Wednesday, October 19, 2011

The painted hall – Greenwich

The Painted Hall, probably the finest dining hall in the Western world, is decorated with stunning paintings by James Thornhill, and is part of the King William Court

This was planned to be the hospital's dining hall. Wren submitted the designs in 1698, and the roof and the dome above were already in place five years later. Thornhill's decoration, by contrast, took nineteen years to complete. For his ‘great and laborious undertaking’ Thornhill was paid by the yard – and eventually knighted. While Thornhill worked, more and more pensioners were coming to Greenwich.

Pensioners could not eat in the Hall while he was working and it was both too grand and too much of a tourist attraction when finished.

The Painted Hall stood empty until January 1806, when the body of Admiral Lord Nelson was brought here to lie in state: he had been killed at the moment of his victory over Napoleon's fleet at Cape Trafalgar on 21 October 1805.

In 1824 the Hall became the ‘National Gallery of Naval Art’ or Naval Gallery for short – and remained so until 1930s, when its contents were transferred to the newly created National Maritime Museum. By 1939 the Painted Hall was once again in use as a dining room. It remained in daily use until the Royal Navy's departure in 1998. Today visitors share it again during the day as do those who come to special evening events to eat in ‘the finest dining hall in Europe’.

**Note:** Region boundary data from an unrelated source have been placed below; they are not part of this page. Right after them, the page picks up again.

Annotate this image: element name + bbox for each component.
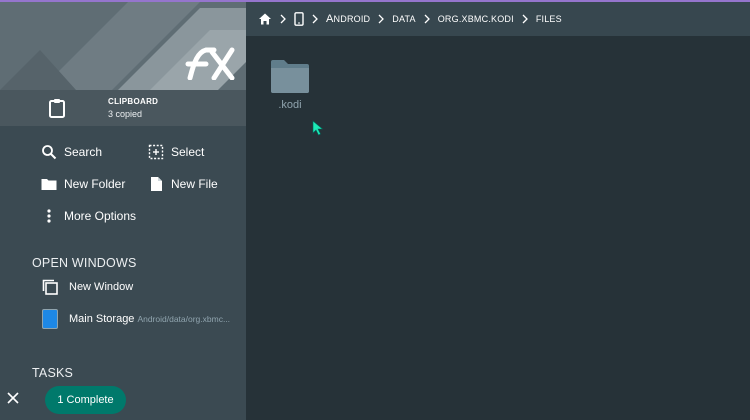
new-window-label: New Window <box>69 281 134 293</box>
breadcrumb-org-xbmc-kodi[interactable]: ORG.XBMC.KODI <box>438 14 514 24</box>
folder-icon <box>271 60 309 93</box>
new-folder-label: New Folder <box>64 177 126 191</box>
new-window-icon <box>42 279 58 295</box>
search-icon <box>42 145 57 160</box>
more-options-label: More Options <box>64 209 137 223</box>
file-browser: ANDROID DATA ORG.XBMC.KODI FILES .kodi <box>246 2 750 420</box>
main-storage-label: Main Storage <box>69 313 135 325</box>
new-file-label: New File <box>171 177 218 191</box>
mouse-cursor-icon <box>312 120 324 136</box>
home-icon[interactable] <box>258 12 272 26</box>
open-windows-heading: OPEN WINDOWS <box>32 256 137 270</box>
clipboard-count: 3 copied <box>108 109 143 119</box>
phone-icon[interactable] <box>294 12 304 26</box>
sidebar-banner <box>0 2 246 90</box>
breadcrumb-data[interactable]: DATA <box>392 14 415 24</box>
tasks-complete-chip[interactable]: 1 Complete <box>45 386 126 414</box>
clipboard-icon <box>49 99 65 118</box>
sidebar: CLIPBOARD 3 copied Search Select New Fol… <box>0 2 246 420</box>
select-button[interactable]: Select <box>148 142 204 162</box>
folder-icon <box>41 179 57 190</box>
fx-logo-icon <box>185 47 235 80</box>
chevron-right-icon <box>424 14 430 24</box>
search-label: Search <box>64 145 103 159</box>
new-folder-button[interactable]: New Folder <box>41 174 125 194</box>
chevron-right-icon <box>312 14 318 24</box>
new-file-button[interactable]: New File <box>148 174 218 194</box>
more-options-button[interactable]: More Options <box>41 206 136 226</box>
clipboard-title: CLIPBOARD <box>108 97 159 106</box>
breadcrumb: ANDROID DATA ORG.XBMC.KODI FILES <box>246 2 750 36</box>
clipboard-bar[interactable] <box>0 90 246 126</box>
search-button[interactable]: Search <box>41 142 102 162</box>
chevron-right-icon <box>280 14 286 24</box>
select-label: Select <box>171 145 205 159</box>
file-icon <box>151 177 162 191</box>
chevron-right-icon <box>378 14 385 24</box>
file-item-name: .kodi <box>278 99 302 111</box>
breadcrumb-files[interactable]: FILES <box>536 14 562 24</box>
open-window-item-new-window[interactable]: New Window <box>42 276 133 298</box>
breadcrumb-android[interactable]: ANDROID <box>326 13 370 25</box>
tasks-heading: TASKS <box>32 366 74 380</box>
chevron-right-icon <box>522 14 528 24</box>
storage-icon <box>42 309 58 329</box>
close-icon[interactable] <box>6 391 20 405</box>
more-vert-icon <box>47 209 51 223</box>
main-storage-path: Android/data/org.xbmc... <box>137 314 231 324</box>
select-icon <box>148 144 164 160</box>
open-window-item-main-storage[interactable]: Main Storage Android/data/org.xbmc... <box>42 308 230 330</box>
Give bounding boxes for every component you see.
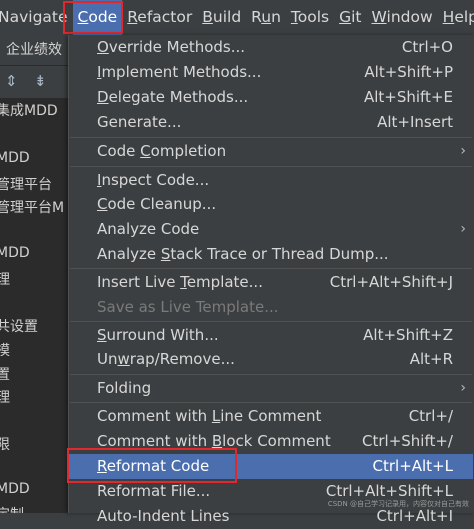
menu-git-mnemonic: G [339, 8, 352, 26]
menu-run-mnemonic: u [261, 8, 272, 26]
tree-item[interactable]: 管理平台M [0, 197, 64, 217]
menu-tools-rest: ools [297, 8, 330, 26]
menu-item-label: Override Methods... [97, 38, 246, 56]
sidebar-toolbar: ⇕ ⇟ [0, 65, 68, 99]
menu-item-label: Generate... [97, 113, 182, 131]
menu-separator [70, 374, 472, 375]
menu-window[interactable]: Window [367, 0, 438, 35]
tree-item[interactable]: 置 [0, 364, 10, 384]
tree-item[interactable]: MDD [0, 245, 30, 261]
code-menu-highlight-box [63, 1, 123, 34]
menu-item-shortcut: Ctrl+Alt+Shift+J [329, 273, 453, 291]
menu-item-label: Save as Live Template... [97, 298, 279, 316]
project-tree: 集成MDD MDD 管理平台 管理平台M MDD 理 共设置 模 置 理 限 M… [0, 98, 68, 513]
menu-item-implement-methods[interactable]: Implement Methods... Alt+Shift+P [69, 60, 473, 85]
menu-build[interactable]: Build [197, 0, 246, 35]
menu-git-rest: it [351, 8, 362, 26]
menu-item-shortcut: Alt+Shift+Z [363, 326, 453, 344]
menu-run-r: R [251, 8, 262, 26]
code-dropdown-menu: Override Methods... Ctrl+O Implement Met… [68, 35, 474, 525]
project-sidebar: 企业绩效 ⇕ ⇟ 集成MDD MDD 管理平台 管理平台M MDD 理 共设置 … [0, 35, 68, 513]
menu-item-shortcut: Alt+Insert [377, 113, 453, 131]
menu-item-shortcut: Ctrl+O [401, 38, 453, 56]
menu-item-code-completion[interactable]: Code Completion › [69, 139, 473, 164]
tree-item[interactable]: 定制 [0, 504, 24, 513]
menu-item-folding[interactable]: Folding › [69, 376, 473, 401]
menu-item-label: Code Cleanup... [97, 195, 217, 213]
tree-item[interactable]: 限 [0, 434, 10, 454]
menu-item-line-comment[interactable]: Comment with Line Comment Ctrl+/ [69, 404, 473, 429]
menu-refactor-rest: efactor [137, 8, 193, 26]
menu-separator [70, 268, 472, 269]
reformat-code-highlight-box [67, 448, 237, 483]
menu-git[interactable]: Git [334, 0, 366, 35]
tree-item[interactable]: 集成MDD [0, 100, 58, 120]
menu-refactor[interactable]: Refactor [122, 0, 197, 35]
tree-item[interactable]: MDD [0, 481, 30, 497]
tree-item[interactable]: 管理平台 [0, 174, 52, 194]
expand-all-icon[interactable]: ⇕ [5, 72, 18, 90]
tree-item[interactable]: 模 [0, 340, 10, 360]
menu-navigate[interactable]: Navigate [0, 0, 73, 35]
tree-item[interactable]: 理 [0, 269, 10, 289]
menu-item-shortcut: Alt+R [409, 350, 453, 368]
menu-item-label: Unwrap/Remove... [97, 350, 235, 368]
menu-item-shortcut: Ctrl+Shift+/ [362, 432, 453, 450]
menu-item-label: Delegate Methods... [97, 88, 249, 106]
menu-item-label: Analyze Stack Trace or Thread Dump... [97, 245, 389, 263]
menu-item-generate[interactable]: Generate... Alt+Insert [69, 110, 473, 135]
menu-help-mnemonic: H [442, 8, 455, 26]
menu-separator [70, 166, 472, 167]
menu-run[interactable]: Run [246, 0, 286, 35]
menu-item-label: Code Completion [97, 142, 227, 160]
menu-help-rest: elp [454, 8, 474, 26]
menu-run-rest: n [271, 8, 281, 26]
menu-item-label: Comment with Line Comment [97, 407, 322, 425]
menu-window-rest: indow [386, 8, 433, 26]
tree-item[interactable]: 共设置 [0, 316, 38, 336]
collapse-all-icon[interactable]: ⇟ [34, 72, 47, 90]
submenu-arrow-icon: › [460, 143, 466, 159]
menu-item-analyze-code[interactable]: Analyze Code › [69, 217, 473, 242]
menu-item-analyze-stack-trace[interactable]: Analyze Stack Trace or Thread Dump... [69, 242, 473, 267]
menu-item-delegate-methods[interactable]: Delegate Methods... Alt+Shift+E [69, 85, 473, 110]
menu-separator [70, 321, 472, 322]
menu-item-code-cleanup[interactable]: Code Cleanup... [69, 192, 473, 217]
menu-separator [70, 137, 472, 138]
watermark: CSDN @自己学习记录用，内容仅对自己有效 [327, 500, 469, 508]
menu-item-label: Implement Methods... [97, 63, 262, 81]
menu-item-override-methods[interactable]: Override Methods... Ctrl+O [69, 35, 473, 60]
menu-item-shortcut: Alt+Shift+P [364, 63, 453, 81]
menu-item-save-as-live-template: Save as Live Template... [69, 295, 473, 320]
menu-item-label: Analyze Code [97, 220, 200, 238]
menu-item-label: Auto-Indent Lines [97, 507, 230, 525]
menu-help[interactable]: Help [438, 0, 474, 35]
menu-build-rest: uild [212, 8, 242, 26]
menu-item-surround-with[interactable]: Surround With... Alt+Shift+Z [69, 323, 473, 348]
menu-item-label: Insert Live Template... [97, 273, 263, 291]
menu-item-label: Surround With... [97, 326, 219, 344]
sidebar-tab[interactable]: 企业绩效 [0, 35, 68, 65]
menu-navigate-label: Navigate [0, 8, 68, 26]
menu-item-insert-live-template[interactable]: Insert Live Template... Ctrl+Alt+Shift+J [69, 270, 473, 295]
menu-item-label: Inspect Code... [97, 171, 210, 189]
menu-build-mnemonic: B [202, 8, 213, 26]
menu-item-unwrap-remove[interactable]: Unwrap/Remove... Alt+R [69, 347, 473, 372]
menu-tools[interactable]: Tools [286, 0, 334, 35]
tree-item[interactable]: 理 [0, 387, 10, 407]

The allegorical theme of the huge and exuberant Lower Hall ceiling is the triumph of Peace and Liberty over Tyrany, and pays due tribute to William and Mary and British maritime power. Within the oval frame are the four seasons - Winter was modelled by one of the pensioners, John Worley, an energetic Greenwich pensioner still being punished for drunkenness and swearing at the age of 96. Beyond the arch in the Upper Hall Queen Anne surveys the continents of the world (America reputedly represented by an image of Pocahontas), while on the west wall her Hanoverian successors, George I and his family, are shown in sober glory. Elsewhere much use is made of trompe l’oeil painting, on the columns, windowsills and in the Vestibule.